Fixing the web server bug

We could have masked the symptom by adding more web servers and more workers, but we wanted to find the actual cause. We tracked it down to a bug in the web server version we were running: under sustained load, workers could deadlock during a routine restart. When that happened, the container could no longer serve requests. Our healthcheck marked it unhealthy within standard 120 seconds timeout, and our infrastructure restarted it. At 1000+ requests per second it hit many containers at pretty much the same time. Hence the "Bad gateway" pages!

We found the issue already filed in the upstream tracker, with a fix in a newer release. We reproduced the bug locally, then on staging under synthetic load at 500 rps, where the failure consistently showed up within 10 minutes. We applied the update, repeated the same synthetic load on staging, and the failure stopped. We shipped the fix to production, and watched it closely for 24 hours, including through a real overnight bot spike, before calling the fix done.

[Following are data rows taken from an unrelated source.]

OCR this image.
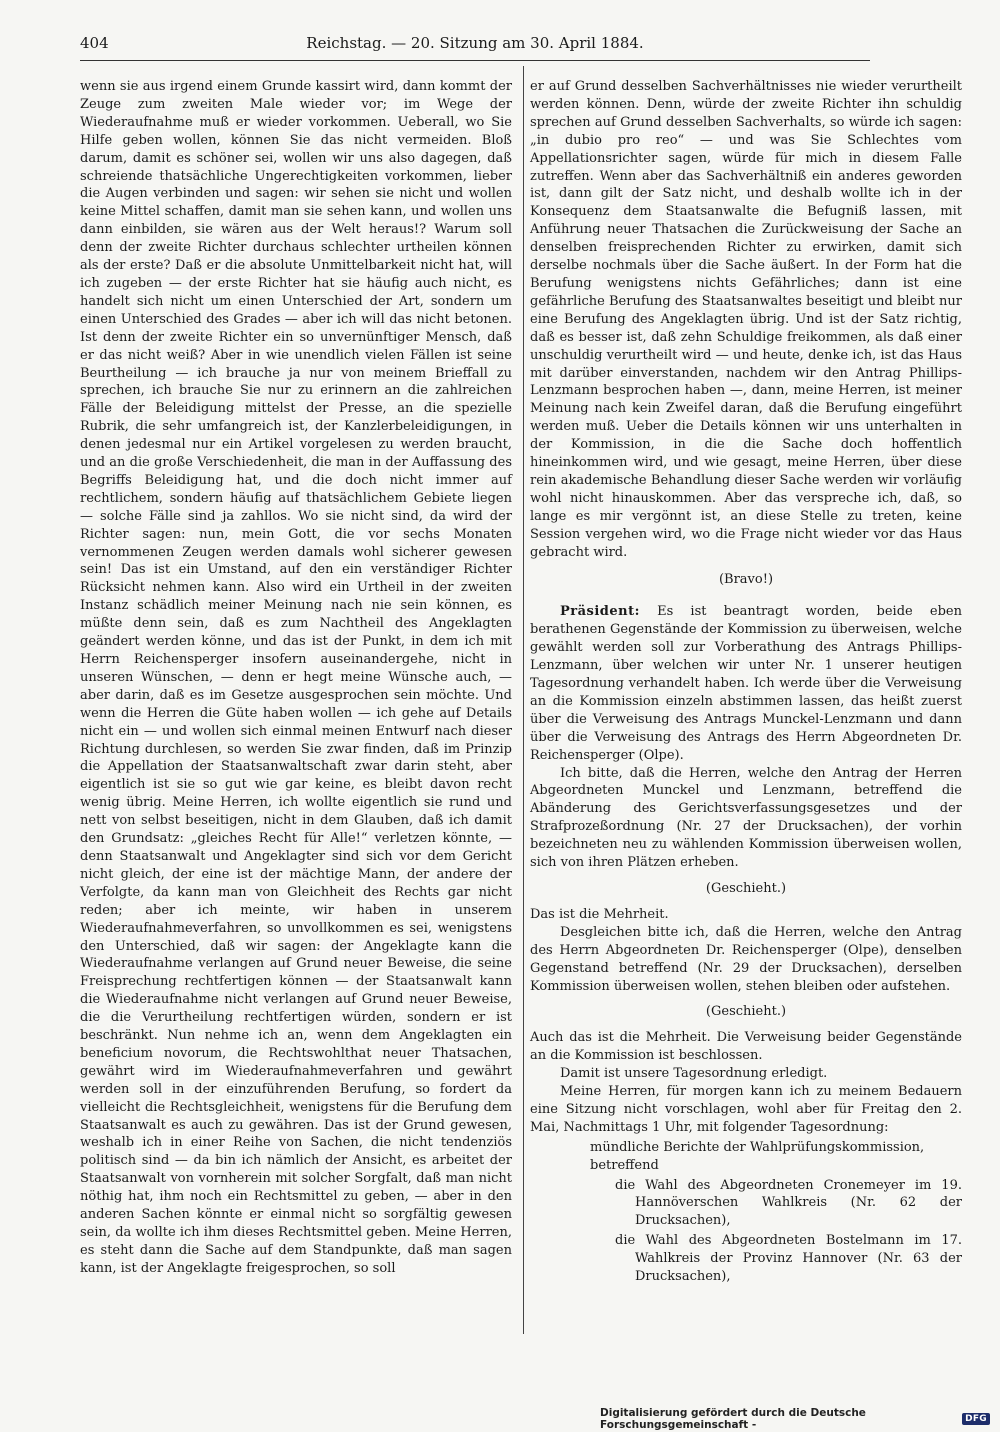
404	Reichstag. — 20. Sitzung am 30. April 1884.

wenn sie aus irgend einem Grunde kassirt wird, dann kommt der Zeuge zum zweiten Male wieder vor; im Wege der Wiederaufnahme muß er wieder vorkommen. Ueberall, wo Sie Hilfe geben wollen, können Sie das nicht vermeiden. Bloß darum, damit es schöner sei, wollen wir uns also dagegen, daß schreiende thatsächliche Ungerechtigkeiten vorkommen, lieber die Augen verbinden und sagen: wir sehen sie nicht und wollen keine Mittel schaffen, damit man sie sehen kann, und wollen uns dann einbilden, sie wären aus der Welt heraus!? Warum soll denn der zweite Richter durchaus schlechter urtheilen können als der erste? Daß er die absolute Unmittelbarkeit nicht hat, will ich zugeben — der erste Richter hat sie häufig auch nicht, es handelt sich nicht um einen Unterschied der Art, sondern um einen Unterschied des Grades — aber ich will das nicht betonen. Ist denn der zweite Richter ein so unvernünftiger Mensch, daß er das nicht weiß? Aber in wie unendlich vielen Fällen ist seine Beurtheilung — ich brauche ja nur von meinem Brieffall zu sprechen, ich brauche Sie nur zu erinnern an die zahlreichen Fälle der Beleidigung mittelst der Presse, an die spezielle Rubrik, die sehr umfangreich ist, der Kanzlerbeleidigungen, in denen jedesmal nur ein Artikel vorgelesen zu werden braucht, und an die große Verschiedenheit, die man in der Auffassung des Begriffs Beleidigung hat, und die doch nicht immer auf rechtlichem, sondern häufig auf thatsächlichem Gebiete liegen — solche Fälle sind ja zahllos. Wo sie nicht sind, da wird der Richter sagen: nun, mein Gott, die vor sechs Monaten vernommenen Zeugen werden damals wohl sicherer gewesen sein! Das ist ein Umstand, auf den ein verständiger Richter Rücksicht nehmen kann. Also wird ein Urtheil in der zweiten Instanz schädlich meiner Meinung nach nie sein können, es müßte denn sein, daß es zum Nachtheil des Angeklagten geändert werden könne, und das ist der Punkt, in dem ich mit Herrn Reichensperger insofern auseinandergehe, nicht in unseren Wünschen, — denn er hegt meine Wünsche auch, — aber darin, daß es im Gesetze ausgesprochen sein möchte. Und wenn die Herren die Güte haben wollen — ich gehe auf Details nicht ein — und wollen sich einmal meinen Entwurf nach dieser Richtung durchlesen, so werden Sie zwar finden, daß im Prinzip die Appellation der Staatsanwaltschaft zwar darin steht, aber eigentlich ist sie so gut wie gar keine, es bleibt davon recht wenig übrig. Meine Herren, ich wollte eigentlich sie rund und nett von selbst beseitigen, nicht in dem Glauben, daß ich damit den Grundsatz: „gleiches Recht für Alle!“ verletzen könnte, — denn Staatsanwalt und Angeklagter sind sich vor dem Gericht nicht gleich, der eine ist der mächtige Mann, der andere der Verfolgte, da kann man von Gleichheit des Rechts gar nicht reden; aber ich meinte, wir haben in unserem Wiederaufnahmeverfahren, so unvollkommen es sei, wenigstens den Unterschied, daß wir sagen: der Angeklagte kann die Wiederaufnahme verlangen auf Grund neuer Beweise, die seine Freisprechung rechtfertigen können — der Staatsanwalt kann die Wiederaufnahme nicht verlangen auf Grund neuer Beweise, die die Verurtheilung rechtfertigen würden, sondern er ist beschränkt. Nun nehme ich an, wenn dem Angeklagten ein beneficium novorum, die Rechtswohlthat neuer Thatsachen, gewährt wird im Wiederaufnahmeverfahren und gewährt werden soll in der einzuführenden Berufung, so fordert da vielleicht die Rechtsgleichheit, wenigstens für die Berufung dem Staatsanwalt es auch zu gewähren. Das ist der Grund gewesen, weshalb ich in einer Reihe von Sachen, die nicht tendenziös politisch sind — da bin ich nämlich der Ansicht, es arbeitet der Staatsanwalt von vornherein mit solcher Sorgfalt, daß man nicht nöthig hat, ihm noch ein Rechtsmittel zu geben, — aber in den anderen Sachen könnte er einmal nicht so sorgfältig gewesen sein, da wollte ich ihm dieses Rechtsmittel geben. Meine Herren, es steht dann die Sache auf dem Standpunkte, daß man sagen kann, ist der Angeklagte freigesprochen, so soll

er auf Grund desselben Sachverhältnisses nie wieder verurtheilt werden können. Denn, würde der zweite Richter ihn schuldig sprechen auf Grund desselben Sachverhalts, so würde ich sagen: „in dubio pro reo“ — und was Sie Schlechtes vom Appellationsrichter sagen, würde für mich in diesem Falle zutreffen. Wenn aber das Sachverhältniß ein anderes geworden ist, dann gilt der Satz nicht, und deshalb wollte ich in der Konsequenz dem Staatsanwalte die Befugniß lassen, mit Anführung neuer Thatsachen die Zurückweisung der Sache an denselben freisprechenden Richter zu erwirken, damit sich derselbe nochmals über die Sache äußert. In der Form hat die Berufung wenigstens nichts Gefährliches; dann ist eine gefährliche Berufung des Staatsanwaltes beseitigt und bleibt nur eine Berufung des Angeklagten übrig. Und ist der Satz richtig, daß es besser ist, daß zehn Schuldige freikommen, als daß einer unschuldig verurtheilt wird — und heute, denke ich, ist das Haus mit darüber einverstanden, nachdem wir den Antrag Phillips-Lenzmann besprochen haben —, dann, meine Herren, ist meiner Meinung nach kein Zweifel daran, daß die Berufung eingeführt werden muß. Ueber die Details können wir uns unterhalten in der Kommission, in die die Sache doch hoffentlich hineinkommen wird, und wie gesagt, meine Herren, über diese rein akademische Behandlung dieser Sache werden wir vorläufig wohl nicht hinauskommen. Aber das verspreche ich, daß, so lange es mir vergönnt ist, an diese Stelle zu treten, keine Session vergehen wird, wo die Frage nicht wieder vor das Haus gebracht wird.

(Bravo!)

Präsident: Es ist beantragt worden, beide eben berathenen Gegenstände der Kommission zu überweisen, welche gewählt werden soll zur Vorberathung des Antrags Phillips-Lenzmann, über welchen wir unter Nr. 1 unserer heutigen Tagesordnung verhandelt haben. Ich werde über die Verweisung an die Kommission einzeln abstimmen lassen, das heißt zuerst über die Verweisung des Antrags Munckel-Lenzmann und dann über die Verweisung des Antrags des Herrn Abgeordneten Dr. Reichensperger (Olpe).

Ich bitte, daß die Herren, welche den Antrag der Herren Abgeordneten Munckel und Lenzmann, betreffend die Abänderung des Gerichtsverfassungsgesetzes und der Strafprozeßordnung (Nr. 27 der Drucksachen), der vorhin bezeichneten neu zu wählenden Kommission überweisen wollen, sich von ihren Plätzen erheben.

(Geschieht.)

Das ist die Mehrheit.

Desgleichen bitte ich, daß die Herren, welche den Antrag des Herrn Abgeordneten Dr. Reichensperger (Olpe), denselben Gegenstand betreffend (Nr. 29 der Drucksachen), derselben Kommission überweisen wollen, stehen bleiben oder aufstehen.

(Geschieht.)

Auch das ist die Mehrheit. Die Verweisung beider Gegenstände an die Kommission ist beschlossen.

Damit ist unsere Tagesordnung erledigt.

Meine Herren, für morgen kann ich zu meinem Bedauern eine Sitzung nicht vorschlagen, wohl aber für Freitag den 2. Mai, Nachmittags 1 Uhr, mit folgender Tagesordnung:

mündliche Berichte der Wahlprüfungskommission,
betreffend
die Wahl des Abgeordneten Cronemeyer im 19. Hannöverschen Wahlkreis (Nr. 62 der Drucksachen),
die Wahl des Abgeordneten Bostelmann im 17. Wahlkreis der Provinz Hannover (Nr. 63 der Drucksachen),
Digitalisierung gefördert durch die Deutsche Forschungsgemeinschaft -	DFG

Since then we've had 26+ hours between deploys with zero spurious container restarts. Our status page agrees: response times have stayed below 250 ms for the past 24 hours, with none of the 3-second, 10-second, or timeout spikes we were seeing during the incident.

Jitter on worker restarts

We also addressed a related failure mode. Our web server workers were restarting on a fixed schedule, which is fine on its own, but when the workers are all processing very fast, very similar requests in round-robin order, they tend to reach the same "restart me now" condition at very nearly the same moment. Under millions of nearly identical requests, this turns into a synchronized restart across the whole worker pool.

We added jitter to the worker restart procedure, so workers no longer line up for the restart.

What we're doing differently going forward

Schema audit: we're reviewing every attribute referenced by IN(...) or CONTAINS search query clauses to make sure each one has the right fast-lookup setting. The check is now part of our schema-review checklist.
Web-server health monitoring: we've added alerts on request queue depth, spurious container restarts, and worker health, so we hear about this failure mode directly, instead of through Cloudflare's "Bad gateway" pages.

Acknowledgements

We apologize for the disruption these incidents caused, particularly to time-sensitive Referee Finder workflows.